Generative adversarial networks (GANs) represent an attractive and novel approach to generate realistic data, such as genes, proteins or drugs, in synthetic biology. Here, we apply GANs to generate synthetic DNA sequences encoding for proteins of variable length. We propose a novel feedback-loop architecture, feedback GAN (FBGAN), to optimize the synthetic gene sequences for desired properties using an external function analyser. The proposed architecture also has the advantage that the analyser does not need to be differentiable. We apply the feedback-loop mechanism to two examples: generating synthetic genes coding for antimicrobial peptides, and optimizing synthetic genes for the secondary structure of their resulting peptides.
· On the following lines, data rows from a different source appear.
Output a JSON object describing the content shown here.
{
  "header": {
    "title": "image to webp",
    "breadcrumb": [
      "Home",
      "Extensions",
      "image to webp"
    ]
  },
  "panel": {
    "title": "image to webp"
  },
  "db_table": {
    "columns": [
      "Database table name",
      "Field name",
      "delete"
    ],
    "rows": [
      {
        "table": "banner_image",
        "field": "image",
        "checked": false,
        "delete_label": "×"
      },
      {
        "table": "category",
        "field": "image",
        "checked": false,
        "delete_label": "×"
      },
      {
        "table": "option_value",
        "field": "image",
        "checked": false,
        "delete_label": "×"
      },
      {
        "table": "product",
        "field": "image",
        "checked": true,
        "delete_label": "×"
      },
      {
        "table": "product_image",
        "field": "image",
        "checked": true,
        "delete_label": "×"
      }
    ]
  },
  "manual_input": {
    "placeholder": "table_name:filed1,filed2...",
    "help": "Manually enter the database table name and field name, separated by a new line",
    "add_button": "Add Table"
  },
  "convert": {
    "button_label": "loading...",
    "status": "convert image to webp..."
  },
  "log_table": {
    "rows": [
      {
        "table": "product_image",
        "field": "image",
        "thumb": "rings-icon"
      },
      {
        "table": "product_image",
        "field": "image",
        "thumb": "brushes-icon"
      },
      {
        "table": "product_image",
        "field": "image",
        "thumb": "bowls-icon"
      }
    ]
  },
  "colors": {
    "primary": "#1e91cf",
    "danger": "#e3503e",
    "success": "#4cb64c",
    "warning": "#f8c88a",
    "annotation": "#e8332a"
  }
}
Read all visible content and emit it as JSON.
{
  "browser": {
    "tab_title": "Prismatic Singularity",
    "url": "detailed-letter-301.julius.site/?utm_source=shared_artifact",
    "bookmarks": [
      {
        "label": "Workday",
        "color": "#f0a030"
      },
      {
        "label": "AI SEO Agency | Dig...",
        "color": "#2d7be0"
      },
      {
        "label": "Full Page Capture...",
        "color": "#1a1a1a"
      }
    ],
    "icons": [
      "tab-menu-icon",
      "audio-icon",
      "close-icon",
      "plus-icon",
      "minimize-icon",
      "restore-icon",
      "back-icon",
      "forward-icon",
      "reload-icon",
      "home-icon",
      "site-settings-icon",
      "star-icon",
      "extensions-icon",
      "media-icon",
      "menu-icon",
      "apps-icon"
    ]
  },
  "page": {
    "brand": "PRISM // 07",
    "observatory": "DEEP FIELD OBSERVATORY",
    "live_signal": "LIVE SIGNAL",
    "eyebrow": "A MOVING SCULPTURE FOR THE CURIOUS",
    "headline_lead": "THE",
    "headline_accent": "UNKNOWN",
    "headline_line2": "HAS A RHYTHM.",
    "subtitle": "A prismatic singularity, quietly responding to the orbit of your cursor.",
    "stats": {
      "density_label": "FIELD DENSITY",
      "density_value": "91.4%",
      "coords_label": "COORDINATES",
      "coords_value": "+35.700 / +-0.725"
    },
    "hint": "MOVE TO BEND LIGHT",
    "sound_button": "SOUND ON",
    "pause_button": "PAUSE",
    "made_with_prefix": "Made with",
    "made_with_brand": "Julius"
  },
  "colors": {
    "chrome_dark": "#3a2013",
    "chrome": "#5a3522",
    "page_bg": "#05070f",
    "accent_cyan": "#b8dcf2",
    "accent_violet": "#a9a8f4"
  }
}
A suite of metrics, calculated in silico, demonstrates that the GAN-generated proteins have desirable biophysical properties. The FBGAN architecture can also be used to optimize GAN-generated data points for useful properties in domains beyond genomics.Generative machine learning models are used in synthetic biology to find new structures such as DNA sequences, proteins and other macromolecules with applications in drug discovery, environmental treatment and manufacturing. Gupta and Zou propose and demonstrate in silico a feedback-loop architecture to optimize the output of a generative adversarial network that generates synthetic genes to produce ones specifically coding for antimicrobial peptides.